Hemanth Yamijala 2013-01-11, 10:30
He's got two different queues.
1) queue in capacity scheduler so he can have a set or M/R tasks running in the background to pull data off of...
2) a durable queue that receives the inbound json files to be processed.
You can have a customer written listener that pulls data from the queue and puts them either in HDFS or HBase, depending on the access patterns and the content of the files.
Then you would write a M/R job that actually processes the data to be used by ancillary processes not mentioned in the OP's question.
This is why he asked about RabbitMQ which is one option, there are others like ActiveMQ or something else....
On Jan 11, 2013, at 12:04 AM, Harsh J <[EMAIL PROTECTED]> wrote:
> Your question in unclear: HDFS has no queues for ingesting data (it is
> a simple, distributed FileSystem). The Hadoop M/R and Hadoop YARN
> components have queues for processing data purposes.

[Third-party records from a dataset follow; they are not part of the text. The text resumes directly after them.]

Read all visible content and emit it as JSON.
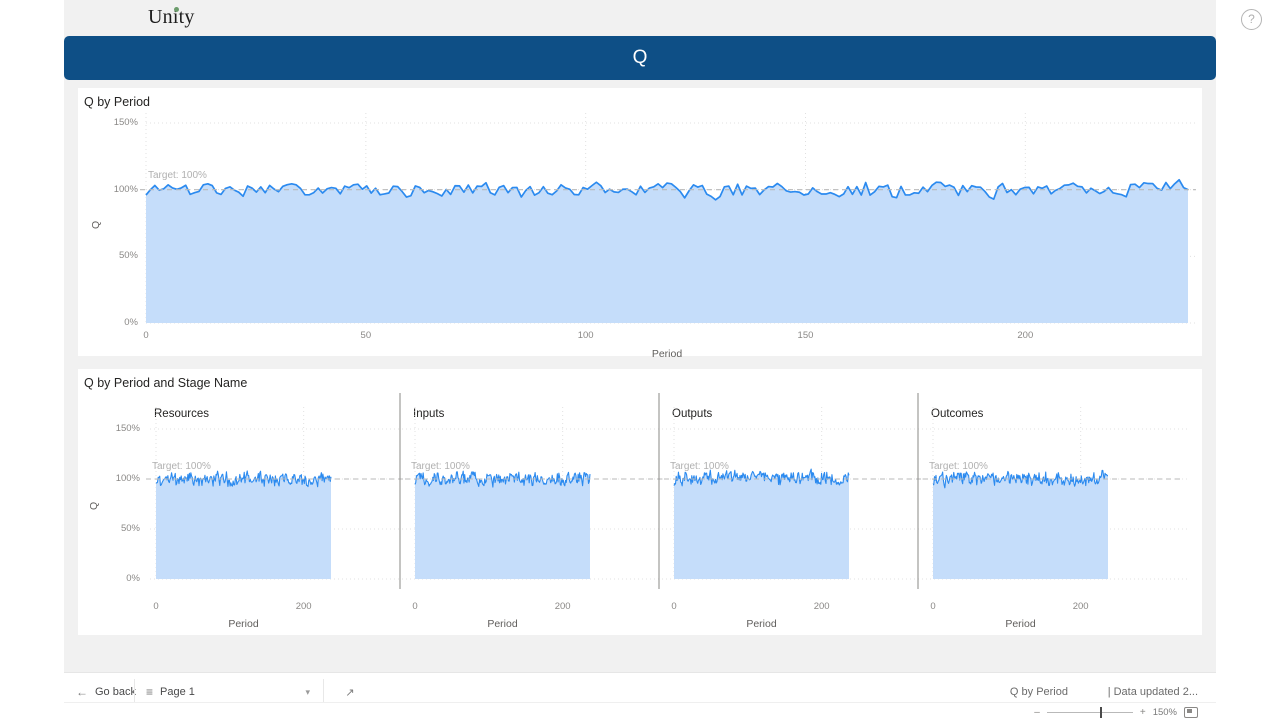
{
  "window": {
    "report_title": "Unity",
    "help_icon": "question-circle-icon"
  },
  "banner": {
    "text": "Q"
  },
  "cards": {
    "top": {
      "title": "Q by Period"
    },
    "bottom": {
      "title": "Q by Period and Stage Name"
    }
  },
  "footer": {
    "go_back_label": "Go back",
    "go_back_icon": "arrow-left-icon",
    "page_label": "Page 1",
    "page_icon": "pages-list-icon",
    "page_chevron": "chevron-down-icon",
    "focus_icon": "focus-mode-icon",
    "visual_name": "Q by Period",
    "data_updated": "| Data updated 2...",
    "zoom_minus": "–",
    "zoom_plus": "+",
    "zoom_value": "150%",
    "fit_icon": "fit-to-page-icon"
  },
  "chart_data": [
    {
      "id": "q-by-period",
      "type": "area",
      "title": "Q by Period",
      "xlabel": "Period",
      "ylabel": "Q",
      "xlim": [
        0,
        237
      ],
      "ylim": [
        0,
        1.5
      ],
      "xticks": [
        0,
        50,
        100,
        150,
        200
      ],
      "yticks": [
        "0%",
        "50%",
        "100%",
        "150%"
      ],
      "ytick_values": [
        0,
        0.5,
        1.0,
        1.5
      ],
      "grid": true,
      "legend": "none",
      "line_color": "#2b8aef",
      "fill_color": "#c5ddfa",
      "reference_line": {
        "label": "Target: 100%",
        "value": 1.0,
        "style": "dashed",
        "color": "#b9b9b9"
      },
      "series": [
        {
          "name": "Q",
          "mean": 1.0,
          "noise_amplitude": 0.075,
          "n_points": 237,
          "seed": 17
        }
      ]
    },
    {
      "id": "q-by-period-and-stage-name",
      "type": "area",
      "title": "Q by Period and Stage Name",
      "xlabel": "Period",
      "ylabel": "Q",
      "facet_by": "Stage Name",
      "ylim": [
        0,
        1.5
      ],
      "yticks": [
        "0%",
        "50%",
        "100%",
        "150%"
      ],
      "ytick_values": [
        0,
        0.5,
        1.0,
        1.5
      ],
      "xticks": [
        0,
        200
      ],
      "xlim": [
        0,
        237
      ],
      "grid": true,
      "legend": "none",
      "line_color": "#2b8aef",
      "fill_color": "#c5ddfa",
      "reference_line": {
        "label": "Target: 100%",
        "value": 1.0,
        "style": "dashed",
        "color": "#b9b9b9"
      },
      "facets": [
        {
          "name": "Resources",
          "mean": 1.0,
          "noise_amplitude": 0.085,
          "n_points": 237,
          "seed": 3
        },
        {
          "name": "Inputs",
          "mean": 1.0,
          "noise_amplitude": 0.085,
          "n_points": 237,
          "seed": 29
        },
        {
          "name": "Outputs",
          "mean": 1.01,
          "noise_amplitude": 0.085,
          "n_points": 237,
          "seed": 61
        },
        {
          "name": "Outcomes",
          "mean": 1.0,
          "noise_amplitude": 0.085,
          "n_points": 237,
          "seed": 97
        }
      ]
    }
  ]
}
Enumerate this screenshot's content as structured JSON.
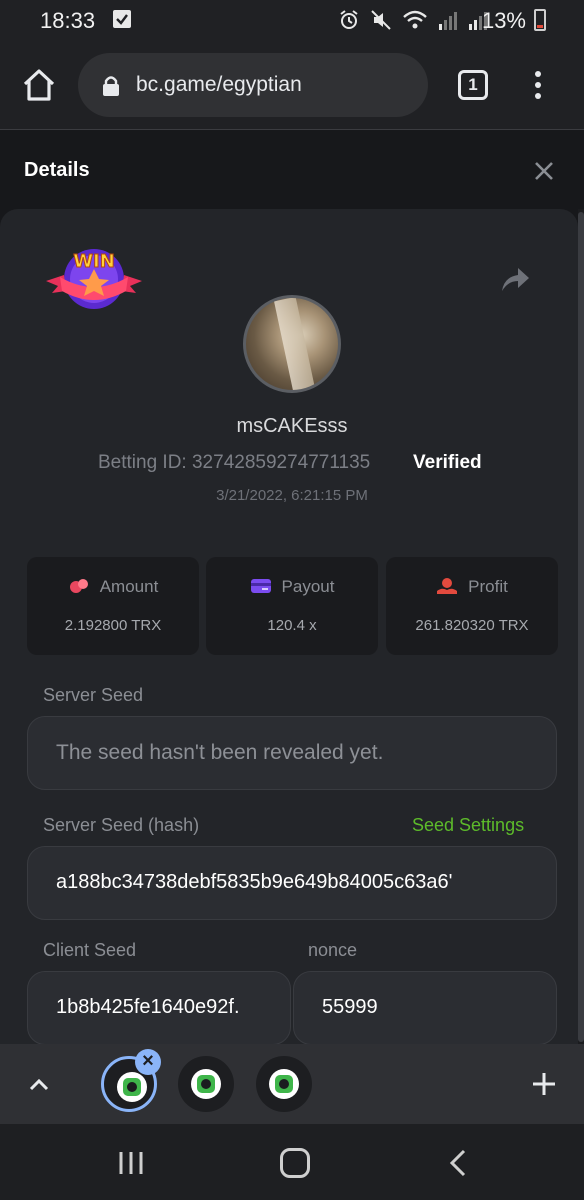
{
  "status": {
    "time": "18:33",
    "battery": "13%"
  },
  "browser": {
    "url": "bc.game/egyptian",
    "tab_count": "1"
  },
  "details": {
    "title": "Details",
    "badge_text": "WIN",
    "username": "msCAKEsss",
    "betting_id": "Betting ID: 32742859274771135",
    "verified": "Verified",
    "timestamp": "3/21/2022, 6:21:15 PM",
    "stats": [
      {
        "label": "Amount",
        "value": "2.192800 TRX",
        "icon": "coins-icon",
        "color": "#e8475f"
      },
      {
        "label": "Payout",
        "value": "120.4 x",
        "icon": "card-icon",
        "color": "#7b4cf0"
      },
      {
        "label": "Profit",
        "value": "261.820320 TRX",
        "icon": "hand-coin-icon",
        "color": "#e34a3e"
      }
    ],
    "server_seed_label": "Server Seed",
    "server_seed_placeholder": "The seed hasn't been revealed yet.",
    "server_seed_hash_label": "Server Seed (hash)",
    "seed_settings": "Seed Settings",
    "server_seed_hash": "a188bc34738debf5835b9e649b84005c63a6'",
    "client_seed_label": "Client Seed",
    "client_seed": "1b8b425fe1640e92f.",
    "nonce_label": "nonce",
    "nonce": "55999"
  },
  "colors": {
    "accent_green": "#5dbb2a",
    "tab_highlight": "#8ab4f8"
  }
}
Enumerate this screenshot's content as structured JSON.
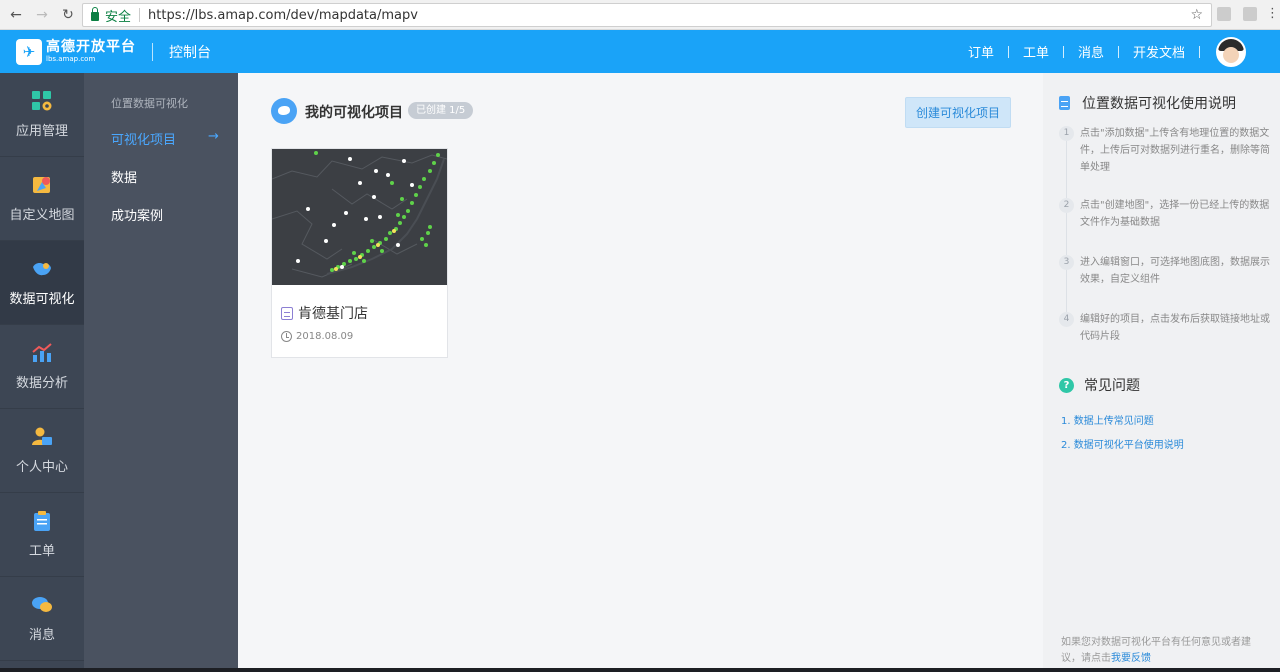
{
  "browser": {
    "secure_label": "安全",
    "url": "https://lbs.amap.com/dev/mapdata/mapv"
  },
  "header": {
    "logo_cn": "高德开放平台",
    "logo_en": "lbs.amap.com",
    "console": "控制台",
    "nav": [
      "订单",
      "工单",
      "消息",
      "开发文档"
    ]
  },
  "sidebar": {
    "items": [
      {
        "label": "应用管理",
        "icon": "app-grid-icon"
      },
      {
        "label": "自定义地图",
        "icon": "custom-map-icon"
      },
      {
        "label": "数据可视化",
        "icon": "china-map-icon"
      },
      {
        "label": "数据分析",
        "icon": "chart-icon"
      },
      {
        "label": "个人中心",
        "icon": "person-icon"
      },
      {
        "label": "工单",
        "icon": "clipboard-icon"
      },
      {
        "label": "消息",
        "icon": "chat-icon"
      }
    ]
  },
  "subnav": {
    "title": "位置数据可视化",
    "items": [
      "可视化项目",
      "数据",
      "成功案例"
    ],
    "arrow": "→"
  },
  "main": {
    "title": "我的可视化项目",
    "badge": "已创建 1/5",
    "create_button": "创建可视化项目",
    "card": {
      "name": "肯德基门店",
      "date": "2018.08.09"
    }
  },
  "help": {
    "title": "位置数据可视化使用说明",
    "steps": [
      {
        "num": "1",
        "text": "点击\"添加数据\"上传含有地理位置的数据文件，上传后可对数据列进行重名，删除等简单处理"
      },
      {
        "num": "2",
        "text": "点击\"创建地图\"，选择一份已经上传的数据文件作为基础数据"
      },
      {
        "num": "3",
        "text": "进入编辑窗口，可选择地图底图，数据展示效果，自定义组件"
      },
      {
        "num": "4",
        "text": "编辑好的项目，点击发布后获取链接地址或代码片段"
      }
    ],
    "faq_title": "常见问题",
    "faq": [
      "1. 数据上传常见问题",
      "2. 数据可视化平台使用说明"
    ],
    "feedback_text": "如果您对数据可视化平台有任何意见或者建议，请点击",
    "feedback_link": "我要反馈"
  },
  "colors": {
    "header_blue": "#1aa3f8",
    "sidebar_dark": "#3d4654",
    "subnav": "#4a5260",
    "accent_blue": "#2a8ad9",
    "faq_green": "#2fc7a7"
  }
}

> On Fri, Jan 11, 2013 at 8:42 AM, Panshul Whisper <[EMAIL PROTECTED]> wrote:
>> I have a hadoop cluster setup of 10 nodes and I an in need of implementing
>> queues in the cluster for receiving high volumes of data.
>> Please suggest what will be more efficient to use in the case of receiving
>> 24 Million Json files.. approx 5 KB each in every 24 hours :
>> 1. Using Capacity Scheduler
>> 2. Implementing RabbitMQ and receive data from them using Spring Integration
>> Data pipe lines.
>> I cannot afford to loose any of the JSON files received.
>> Thanking You,
>> Ouch Whisper
> Harsh J